The final line tells Python to return the value of the mode when the function is called. Let’s see this in action:
my_mode_function(['a', 'a', 'b', 'c'])
array(['a'], dtype=object)
Let’s also make sure that it works properly if there are multiple modes:
my_mode_function(['a', 'a', 'b', 'c', 'c'])
array(['a', 'c'], dtype=object)
Variability#
Let’s first compute the variance, which is the average squared difference between each value and the mean. Let’s do this with our cleaned-up version of the height data, but instead of working with the entire dataset, let’s take a random sample of 150 individuals:
sample_size = 150
height_sample = adult_nhanes_data.sample(sample_size)['Height']
We could have simply entered the number 150 into the sample function, but by first creating a new variable called sample_size
and setting it to 150, we make it clearer to the reader of the code exactly what this number refers to. It’s always good practice to create a new variable rather than typing a number directly into a formula.
To compute the variance we need we need to first compute the sum of squared errors from the mean. In Python, we can square a vector using **2
:
sum_of_squared_errors = np.sum((height_sample - height_sample.mean())**2)
Then we divide by N - 1 to get the estimated variance:
variance_estimate = sum_of_squared_errors / (height_sample.shape[0] - 1)
variance_estimate
87.97215033557045
We can compare this to the built-in .var()
operator:
height_sample.var()
87.97215033557045
We can get the standard deviation by simply taking the square root of the variance:
std_dev_estimate = np.sqrt(variance_estimate)
std_dev_estimate
9.379347010083935
Which is the same value obtained using the built-in .std()
operator:
height_sample.std()
9.379347010083935
Z-scores#
A Z-score is obtained by first subtracting the mean and then dividing by the standard deviation of a distribution. Let’s do this for the height_sample
data.
mean_height = height_sample.mean()
sd_height = height_sample.std()
z_height = (height_sample - mean_height) / sd_height
Now let’s plot the histogram of Z-scores alongside the histogram for the original values. Matplotlib allows us to create a grid of figures using the plt.subplot()

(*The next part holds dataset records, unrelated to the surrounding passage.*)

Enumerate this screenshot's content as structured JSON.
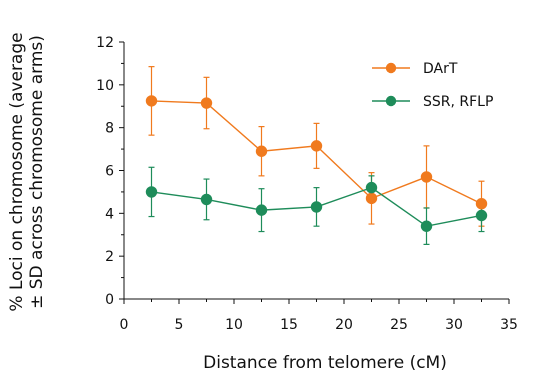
{
  "chart_data": {
    "type": "line",
    "xlabel": "Distance from telomere (cM)",
    "ylabel_line1": "% Loci on chromosome (average",
    "ylabel_line2": "± SD across chromosome arms)",
    "xlim": [
      0,
      35
    ],
    "ylim": [
      0,
      12
    ],
    "xticks": [
      0,
      5,
      10,
      15,
      20,
      25,
      30,
      35
    ],
    "yticks": [
      0,
      2,
      4,
      6,
      8,
      10,
      12
    ],
    "grid": false,
    "legend_position": "top-right",
    "series": [
      {
        "name": "DArT",
        "color": "#F07A1E",
        "x": [
          2.5,
          7.5,
          12.5,
          17.5,
          22.5,
          27.5,
          32.5
        ],
        "y": [
          9.25,
          9.15,
          6.9,
          7.15,
          4.7,
          5.7,
          4.45
        ],
        "err": [
          1.6,
          1.2,
          1.15,
          1.05,
          1.2,
          1.45,
          1.05
        ]
      },
      {
        "name": "SSR, RFLP",
        "color": "#1E8C5A",
        "x": [
          2.5,
          7.5,
          12.5,
          17.5,
          22.5,
          27.5,
          32.5
        ],
        "y": [
          5.0,
          4.65,
          4.15,
          4.3,
          5.2,
          3.4,
          3.9
        ],
        "err": [
          1.15,
          0.95,
          1.0,
          0.9,
          0.55,
          0.85,
          0.75
        ]
      }
    ]
  }
}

function. Let’s see this in action:
import matplotlib.pyplot as plt
plt.figure(figsize=(12, 6))
plt.subplot(1, 2, 1)
plt.hist(height_sample)
plt.subplot(1, 2, 2)
plt.hist(z_height)
(array([ 5., 8., 23., 28., 25., 24., 16., 8., 6., 7.]),
array([-2.17413856, -1.70928744, -1.24443631, -0.77958519, -0.31473406,
0.15011706, 0.61496818, 1.07981931, 1.54467043, 2.00952156,
2.47437268]),
<BarContainer object of 10 artists>)
You will notice that the shapes of the histograms are exactly the same. We can also see this by plotting the two variables against one another in a scatterplot:
plt.scatter(height_sample, z_height)
<matplotlib.collections.PathCollection at 0x7f3c781158e0>
You see here that they fall along a straight line, meaning that they are perfectly related to each other exactly — the only difference is where they are located on the number line.